As for the top of the camera, the on/off switch and the shutter release button are placed well, however, I do not understand the point of having a separate video record button. Once you make a choice to shoot video, the shutter button is what should be used to start recording, not a separate button. The button is also smaller than the shutter button, which makes it even harder to find while looking through the viewfinder. JPEG stills in video mode are captured at 16:9 aspect ratio in reduced HD JPEG size, so this dedicated button is useless in my opinion. Sure, some might find the ability to shoot an image while recording video useful, but those cases are rare. Certainly not worth the extra button, in my opinion. And if you happen to be in a still image mode, pressing this button defaults to 720p/60fps video and you cannot change this behavior either. A rather limited feature indeed.
The typical PASM exposure mode selector dial has also been eliminated from the camera, so you can only change the exposure mode from the camera menu. Other features such as white balance, ISO, image size/format also reside in the camera menu. A simplistic approach when compared to the Olympus E-PL3, but not a huge deal for me, since I do not often change the exposure mode when shooting. Newbies and those coming from the point and shoot world will rarely use it anyway.

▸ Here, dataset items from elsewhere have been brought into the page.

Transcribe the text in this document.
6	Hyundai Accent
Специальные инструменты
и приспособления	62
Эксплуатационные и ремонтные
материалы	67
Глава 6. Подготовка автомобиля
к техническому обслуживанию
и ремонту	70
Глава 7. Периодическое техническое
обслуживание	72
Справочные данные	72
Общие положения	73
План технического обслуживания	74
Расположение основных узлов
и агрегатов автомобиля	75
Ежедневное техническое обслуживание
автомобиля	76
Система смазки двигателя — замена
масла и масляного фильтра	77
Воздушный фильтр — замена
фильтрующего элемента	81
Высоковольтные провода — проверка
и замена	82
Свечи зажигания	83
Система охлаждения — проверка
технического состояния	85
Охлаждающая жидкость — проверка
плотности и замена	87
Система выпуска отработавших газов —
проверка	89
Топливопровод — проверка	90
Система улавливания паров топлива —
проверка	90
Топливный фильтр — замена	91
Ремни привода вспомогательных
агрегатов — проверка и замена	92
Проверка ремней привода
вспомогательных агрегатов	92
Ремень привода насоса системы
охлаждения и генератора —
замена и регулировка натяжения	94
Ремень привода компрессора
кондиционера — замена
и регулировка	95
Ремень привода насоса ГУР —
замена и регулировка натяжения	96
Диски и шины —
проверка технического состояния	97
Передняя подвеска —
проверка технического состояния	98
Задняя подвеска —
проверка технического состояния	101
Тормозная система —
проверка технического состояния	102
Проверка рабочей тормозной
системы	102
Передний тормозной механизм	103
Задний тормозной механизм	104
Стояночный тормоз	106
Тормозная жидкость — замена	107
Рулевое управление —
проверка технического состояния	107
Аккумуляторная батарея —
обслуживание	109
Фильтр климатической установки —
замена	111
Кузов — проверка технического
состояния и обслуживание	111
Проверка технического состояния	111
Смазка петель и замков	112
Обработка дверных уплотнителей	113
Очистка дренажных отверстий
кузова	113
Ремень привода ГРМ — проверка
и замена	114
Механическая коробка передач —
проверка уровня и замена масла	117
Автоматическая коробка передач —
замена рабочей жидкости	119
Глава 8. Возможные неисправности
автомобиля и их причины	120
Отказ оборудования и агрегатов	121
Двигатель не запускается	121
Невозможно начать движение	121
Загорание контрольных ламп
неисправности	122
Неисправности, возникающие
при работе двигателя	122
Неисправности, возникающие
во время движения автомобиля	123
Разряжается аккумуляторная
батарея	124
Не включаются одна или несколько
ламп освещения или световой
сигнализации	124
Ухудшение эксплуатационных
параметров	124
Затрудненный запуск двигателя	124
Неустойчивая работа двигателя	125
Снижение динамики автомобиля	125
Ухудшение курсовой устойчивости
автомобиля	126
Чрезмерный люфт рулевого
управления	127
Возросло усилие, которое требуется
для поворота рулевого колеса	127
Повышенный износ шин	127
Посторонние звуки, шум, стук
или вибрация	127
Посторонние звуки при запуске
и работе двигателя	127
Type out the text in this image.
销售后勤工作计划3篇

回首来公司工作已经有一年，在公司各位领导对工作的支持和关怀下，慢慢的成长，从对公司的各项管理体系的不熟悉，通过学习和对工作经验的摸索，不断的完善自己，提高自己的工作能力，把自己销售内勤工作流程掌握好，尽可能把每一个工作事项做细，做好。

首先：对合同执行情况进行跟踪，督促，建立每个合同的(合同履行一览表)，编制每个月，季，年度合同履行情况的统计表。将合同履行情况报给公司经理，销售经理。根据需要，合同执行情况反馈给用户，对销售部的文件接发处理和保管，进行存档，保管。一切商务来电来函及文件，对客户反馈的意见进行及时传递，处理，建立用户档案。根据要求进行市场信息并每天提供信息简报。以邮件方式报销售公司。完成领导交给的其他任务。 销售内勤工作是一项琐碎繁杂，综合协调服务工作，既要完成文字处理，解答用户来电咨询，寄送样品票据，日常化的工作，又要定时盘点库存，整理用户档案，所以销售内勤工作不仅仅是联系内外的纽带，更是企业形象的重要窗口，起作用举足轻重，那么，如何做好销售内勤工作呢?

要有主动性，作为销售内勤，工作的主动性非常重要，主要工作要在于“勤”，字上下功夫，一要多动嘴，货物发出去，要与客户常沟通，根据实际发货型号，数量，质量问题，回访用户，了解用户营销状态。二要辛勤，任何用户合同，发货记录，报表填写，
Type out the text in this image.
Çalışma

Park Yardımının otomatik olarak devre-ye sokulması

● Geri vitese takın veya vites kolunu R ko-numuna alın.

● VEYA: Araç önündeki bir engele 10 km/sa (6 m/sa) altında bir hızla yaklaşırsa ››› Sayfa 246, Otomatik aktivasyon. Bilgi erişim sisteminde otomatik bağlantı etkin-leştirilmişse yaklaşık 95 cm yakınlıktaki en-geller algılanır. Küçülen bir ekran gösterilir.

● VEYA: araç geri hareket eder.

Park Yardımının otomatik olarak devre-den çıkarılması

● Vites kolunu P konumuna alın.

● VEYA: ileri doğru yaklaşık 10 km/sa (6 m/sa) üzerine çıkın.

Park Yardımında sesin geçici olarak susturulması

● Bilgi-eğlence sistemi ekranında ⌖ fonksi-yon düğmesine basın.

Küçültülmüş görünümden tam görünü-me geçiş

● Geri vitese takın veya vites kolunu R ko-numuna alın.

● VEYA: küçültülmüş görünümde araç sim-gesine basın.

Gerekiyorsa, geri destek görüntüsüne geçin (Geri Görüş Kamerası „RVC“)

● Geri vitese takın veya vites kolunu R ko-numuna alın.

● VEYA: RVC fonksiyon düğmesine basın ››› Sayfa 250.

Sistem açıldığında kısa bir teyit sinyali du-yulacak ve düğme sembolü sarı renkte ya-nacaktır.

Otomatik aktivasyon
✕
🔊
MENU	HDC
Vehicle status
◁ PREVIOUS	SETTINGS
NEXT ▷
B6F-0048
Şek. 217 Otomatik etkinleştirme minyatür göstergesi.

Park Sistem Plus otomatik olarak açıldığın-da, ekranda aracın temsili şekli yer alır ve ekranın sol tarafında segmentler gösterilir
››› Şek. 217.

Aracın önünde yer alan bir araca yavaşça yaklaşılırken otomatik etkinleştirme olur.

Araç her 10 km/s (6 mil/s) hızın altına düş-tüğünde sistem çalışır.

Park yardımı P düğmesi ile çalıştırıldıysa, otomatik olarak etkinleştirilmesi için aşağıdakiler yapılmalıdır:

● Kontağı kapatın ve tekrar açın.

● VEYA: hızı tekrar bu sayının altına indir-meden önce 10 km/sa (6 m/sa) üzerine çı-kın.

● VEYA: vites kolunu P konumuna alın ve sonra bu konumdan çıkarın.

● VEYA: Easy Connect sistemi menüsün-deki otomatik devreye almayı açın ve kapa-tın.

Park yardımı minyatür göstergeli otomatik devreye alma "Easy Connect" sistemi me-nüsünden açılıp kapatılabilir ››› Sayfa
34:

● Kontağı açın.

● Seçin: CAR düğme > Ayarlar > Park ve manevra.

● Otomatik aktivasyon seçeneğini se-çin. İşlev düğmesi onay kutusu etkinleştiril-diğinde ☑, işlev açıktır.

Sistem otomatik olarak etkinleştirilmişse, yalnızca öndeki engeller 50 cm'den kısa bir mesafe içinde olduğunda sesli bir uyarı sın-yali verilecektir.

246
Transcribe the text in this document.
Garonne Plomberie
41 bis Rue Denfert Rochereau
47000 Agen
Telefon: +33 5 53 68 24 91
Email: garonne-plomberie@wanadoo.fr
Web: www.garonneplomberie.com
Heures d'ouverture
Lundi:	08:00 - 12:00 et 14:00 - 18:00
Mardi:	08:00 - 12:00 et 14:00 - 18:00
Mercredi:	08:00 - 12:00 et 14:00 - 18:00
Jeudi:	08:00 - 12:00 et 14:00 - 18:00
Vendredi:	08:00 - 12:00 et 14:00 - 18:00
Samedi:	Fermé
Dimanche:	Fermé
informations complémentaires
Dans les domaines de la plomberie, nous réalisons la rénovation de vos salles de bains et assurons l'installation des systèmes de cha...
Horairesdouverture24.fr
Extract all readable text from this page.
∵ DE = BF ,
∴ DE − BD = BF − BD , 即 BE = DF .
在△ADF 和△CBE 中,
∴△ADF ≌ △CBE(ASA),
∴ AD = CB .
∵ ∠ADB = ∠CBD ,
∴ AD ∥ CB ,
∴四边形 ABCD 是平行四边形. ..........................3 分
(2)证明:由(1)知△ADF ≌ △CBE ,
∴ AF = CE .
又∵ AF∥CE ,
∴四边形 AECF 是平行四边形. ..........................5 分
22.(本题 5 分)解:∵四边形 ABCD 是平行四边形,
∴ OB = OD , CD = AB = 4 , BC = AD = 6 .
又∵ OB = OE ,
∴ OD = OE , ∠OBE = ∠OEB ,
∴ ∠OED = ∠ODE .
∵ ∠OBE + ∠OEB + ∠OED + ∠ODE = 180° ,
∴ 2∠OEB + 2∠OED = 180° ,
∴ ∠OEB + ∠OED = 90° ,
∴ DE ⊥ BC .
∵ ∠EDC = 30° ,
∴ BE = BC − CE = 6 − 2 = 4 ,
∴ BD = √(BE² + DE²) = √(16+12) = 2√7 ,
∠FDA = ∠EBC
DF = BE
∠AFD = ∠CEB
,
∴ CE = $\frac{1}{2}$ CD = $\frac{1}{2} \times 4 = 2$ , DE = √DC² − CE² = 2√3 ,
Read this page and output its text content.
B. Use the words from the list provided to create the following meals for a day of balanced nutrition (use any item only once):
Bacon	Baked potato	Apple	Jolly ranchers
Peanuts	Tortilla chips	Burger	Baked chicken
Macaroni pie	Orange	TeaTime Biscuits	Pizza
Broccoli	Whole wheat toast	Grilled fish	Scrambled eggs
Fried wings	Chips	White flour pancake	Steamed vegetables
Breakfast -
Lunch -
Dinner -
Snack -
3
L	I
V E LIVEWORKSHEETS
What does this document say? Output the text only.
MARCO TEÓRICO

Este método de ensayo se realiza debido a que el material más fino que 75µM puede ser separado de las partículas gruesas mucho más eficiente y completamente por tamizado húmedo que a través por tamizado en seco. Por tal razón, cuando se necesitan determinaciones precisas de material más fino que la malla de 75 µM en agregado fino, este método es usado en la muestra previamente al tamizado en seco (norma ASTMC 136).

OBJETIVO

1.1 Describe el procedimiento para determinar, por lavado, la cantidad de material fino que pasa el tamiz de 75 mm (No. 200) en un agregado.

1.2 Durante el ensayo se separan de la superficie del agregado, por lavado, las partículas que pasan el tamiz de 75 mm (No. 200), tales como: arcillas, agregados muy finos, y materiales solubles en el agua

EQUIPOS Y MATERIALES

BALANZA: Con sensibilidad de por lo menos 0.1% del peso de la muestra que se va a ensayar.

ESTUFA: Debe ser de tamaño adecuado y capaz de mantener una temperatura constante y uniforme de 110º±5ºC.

What about the LCD? The good news is that the 3″ LCD is large and beautiful. The bad news is that it does not swivel like the NEX-5n and E-PL3 do and it is not touchscreen either. I can live without a touchscreen, but no swivel is a serious disadvantage for the V1, especially for macro and video shooting. It is understandable that the J1 LCD does not offer this due to cost, but the V1, being a higher-end camera should have had an LCD that swivels.
Lastly, my biggest complaint on the camera body is related to the accessory hot shoe that can be used with such devices as GPS, flash, microphone, etc. Speaking of flash, the V1 is considered to be a higher-end camera at least when compared to the J1, so it would have been nice if Nikon provided a standard hot shoe instead. Creative photography with off-camera flash is kind of out of question with the V1, unless you configure slave flashes to trigger in legacy SU-4 mode and for that you would need the Nikon 1 SB-N5 flash to be mounted on the camera anyway.
While a full-size speedlight like SB-900 on the Nikon 1 V1 would have looked massive, something like the SB-400 would have been perfect for the Nikon 1. As for the black cover that goes over the accessory hot shoe when it is not in use, it does not tightly lock in place – I have already lost mine because of this. Another design flaw that should have been addressed. Although none of the current mirrorless cameras have a GPS unit, I wish Nikon had it integrated into the camera. A GPS unit is not shipped with the V1 and it will cost you another $150 on top of what the camera costs. It is rather bulky and kind of defeats the purpose of a compact camera. Nikon has been putting GPS into point and shoot cameras like Coolpix AW100, so why couldn’t they integrate it into the V1?
Despite the solid magnesium alloy build, Nikon recommends to use the V1 camera in 32 to 104°F (0 to 40°C) temperatures, with less than 85% humidity (no condensation). The camera is not weather-sealed and has no dust protection like some of the advanced DSLR cameras. I would not worry about these recommendations too much though, since I have used the Nikon 1 V1 in temperatures way below the normal 32°F temperatures and it has been working great without any problems since then. I shot in light rain and moderate snow and the camera is still working fine.